Un análisis de la empresa de seguridad Symantec demuestra que los usuarios con frecuencia mantienen los nombres de usuario y las contraseñas de fábrica de los dispositivos del Internet de las cosas, con lo que dejan abierta la puerta de cualquier red a la que se conectan. Además, muchos dispositivos tecnológicos ponibles almacenan datos sin ningún tipo de cifrado, con lo que los datos personales pueden caer en las malas manos que después pueden utilizarlos para atacar las partes más sensibles de una red empresarial.

Los departamentos de TIC deben controlar los dispositivos ponibles

El personal informático de las empresas debe tratar los dispositivos de tecnología ponibles en el lugar de trabajo como si se tratara de cualquier otro dispositivo BYOD que traigan los empleados a la oficina, desde smartphones a portátiles. En la actualidad todavía no está claro si estos dispositivos seguirán sus propias normas propias de seguridad o si estarán sujetos a normativas estatales, por lo que los sistemas de las empresas deben considerarlos poco fiables.

Si una empresa proporciona dispositivos tecnológicos ponibles para su uso en el trabajo o medidores de actividad física dentro de algún programa de motivación para mejorar la salud y el bienestar de los empleados, el departamento de TIC debe participar en las selección de dispositivos y en las discusiones para garantizar su seguridad.

Puesto que estos dispositivos disponen de sus propias aplicaciones y sistemas operativos, es necesario aplicar parches, y el software y firmware deben mantenerse actualizados para evitar vulnerabilidades, como ya se hace con los teléfonos y tabletas. También se recomienda que las empresas solo permitan el uso de aplicaciones conocidas y de confianza.

Protección de la red

En lo que respecta a dispositivos tecnológicos ponibles propiedad de los empleados, lo que debe proteger el departamento de TIC es la red de la empresa, más que los propios dispositivos. Debido a la gran variedad de instrumentos y sistemas operativos, sería imposible para una empresa garantizar la seguridad de todos los dispositivos que se acercan a su red.

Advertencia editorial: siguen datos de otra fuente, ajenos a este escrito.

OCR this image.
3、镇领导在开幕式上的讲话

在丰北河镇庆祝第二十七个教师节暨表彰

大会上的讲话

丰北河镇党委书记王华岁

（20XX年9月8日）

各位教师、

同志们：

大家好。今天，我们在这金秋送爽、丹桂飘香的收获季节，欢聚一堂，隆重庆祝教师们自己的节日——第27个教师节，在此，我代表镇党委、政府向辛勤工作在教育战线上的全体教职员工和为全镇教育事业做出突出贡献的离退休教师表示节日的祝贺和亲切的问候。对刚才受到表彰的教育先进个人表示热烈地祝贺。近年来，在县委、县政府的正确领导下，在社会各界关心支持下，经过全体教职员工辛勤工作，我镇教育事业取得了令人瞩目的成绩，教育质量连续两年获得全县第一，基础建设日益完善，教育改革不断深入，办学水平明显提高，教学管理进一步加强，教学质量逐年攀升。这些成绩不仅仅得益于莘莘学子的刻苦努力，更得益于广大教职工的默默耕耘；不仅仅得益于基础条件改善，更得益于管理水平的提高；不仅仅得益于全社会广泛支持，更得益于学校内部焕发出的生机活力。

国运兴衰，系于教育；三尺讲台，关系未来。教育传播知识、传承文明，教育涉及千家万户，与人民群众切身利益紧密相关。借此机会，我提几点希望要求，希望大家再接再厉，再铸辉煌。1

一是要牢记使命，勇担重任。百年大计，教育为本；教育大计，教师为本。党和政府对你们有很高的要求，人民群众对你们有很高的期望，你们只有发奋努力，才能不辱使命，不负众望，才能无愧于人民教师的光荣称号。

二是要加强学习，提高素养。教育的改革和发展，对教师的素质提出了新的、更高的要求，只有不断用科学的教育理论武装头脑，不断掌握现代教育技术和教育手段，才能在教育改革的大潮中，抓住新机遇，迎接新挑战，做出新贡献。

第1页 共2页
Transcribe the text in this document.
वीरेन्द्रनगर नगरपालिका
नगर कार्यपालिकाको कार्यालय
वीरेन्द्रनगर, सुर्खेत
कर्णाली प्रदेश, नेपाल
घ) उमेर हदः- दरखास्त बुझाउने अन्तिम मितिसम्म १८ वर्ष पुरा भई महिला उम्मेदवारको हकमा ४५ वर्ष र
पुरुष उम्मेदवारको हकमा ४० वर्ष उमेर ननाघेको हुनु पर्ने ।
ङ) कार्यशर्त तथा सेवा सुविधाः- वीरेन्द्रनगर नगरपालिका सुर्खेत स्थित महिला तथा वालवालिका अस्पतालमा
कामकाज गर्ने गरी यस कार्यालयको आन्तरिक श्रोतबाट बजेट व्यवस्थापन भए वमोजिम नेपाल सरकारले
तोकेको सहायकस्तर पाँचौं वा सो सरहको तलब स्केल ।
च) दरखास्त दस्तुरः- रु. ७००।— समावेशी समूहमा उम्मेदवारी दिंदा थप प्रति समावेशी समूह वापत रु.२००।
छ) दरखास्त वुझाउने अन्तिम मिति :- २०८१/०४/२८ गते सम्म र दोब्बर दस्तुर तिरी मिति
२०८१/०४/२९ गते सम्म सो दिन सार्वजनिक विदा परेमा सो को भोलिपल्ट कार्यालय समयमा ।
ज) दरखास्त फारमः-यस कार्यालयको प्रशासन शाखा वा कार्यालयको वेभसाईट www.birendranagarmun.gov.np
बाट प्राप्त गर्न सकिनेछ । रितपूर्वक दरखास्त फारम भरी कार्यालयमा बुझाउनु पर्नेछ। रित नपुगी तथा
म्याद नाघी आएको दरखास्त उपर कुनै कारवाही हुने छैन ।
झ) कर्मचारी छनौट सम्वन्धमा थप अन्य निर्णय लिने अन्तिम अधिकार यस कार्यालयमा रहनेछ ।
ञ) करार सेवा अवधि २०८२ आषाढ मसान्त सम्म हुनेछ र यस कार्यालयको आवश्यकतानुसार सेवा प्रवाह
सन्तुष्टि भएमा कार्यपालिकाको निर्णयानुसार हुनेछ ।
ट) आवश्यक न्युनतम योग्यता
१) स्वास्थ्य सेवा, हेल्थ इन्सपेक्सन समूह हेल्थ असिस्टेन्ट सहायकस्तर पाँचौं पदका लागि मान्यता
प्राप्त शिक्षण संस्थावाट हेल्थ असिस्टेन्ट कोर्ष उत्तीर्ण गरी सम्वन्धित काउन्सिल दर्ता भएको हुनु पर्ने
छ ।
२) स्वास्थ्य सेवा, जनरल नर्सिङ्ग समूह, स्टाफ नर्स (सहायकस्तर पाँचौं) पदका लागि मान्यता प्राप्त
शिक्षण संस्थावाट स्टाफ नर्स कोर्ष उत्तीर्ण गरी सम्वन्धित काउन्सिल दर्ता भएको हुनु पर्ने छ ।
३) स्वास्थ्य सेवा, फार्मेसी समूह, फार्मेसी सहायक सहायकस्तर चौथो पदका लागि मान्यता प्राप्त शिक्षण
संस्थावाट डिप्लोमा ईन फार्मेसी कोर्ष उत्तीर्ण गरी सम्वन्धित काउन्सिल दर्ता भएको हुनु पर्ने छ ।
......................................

En cambio, lo que deben hacer es supervisar la red para detectar cualquier actividad que se salga de lo común. Si una dirección de IP que normalmente carga cantidades minúsculas de datos (como el número de pasos dados) aumenta repentinamente su carga de datos, hay que preocuparse.

Con el tiempo, la normativa y los protocolos de seguridad alcanzarán al mundo de los dispositivos tecnológicos ponibles y con el Internet de las cosas, tal y como la seguridad de los smartphones ha mejorado con el aumento de usuarios. Pero de momento, las empresas deben reconocer los riesgos tanto como las ventajas.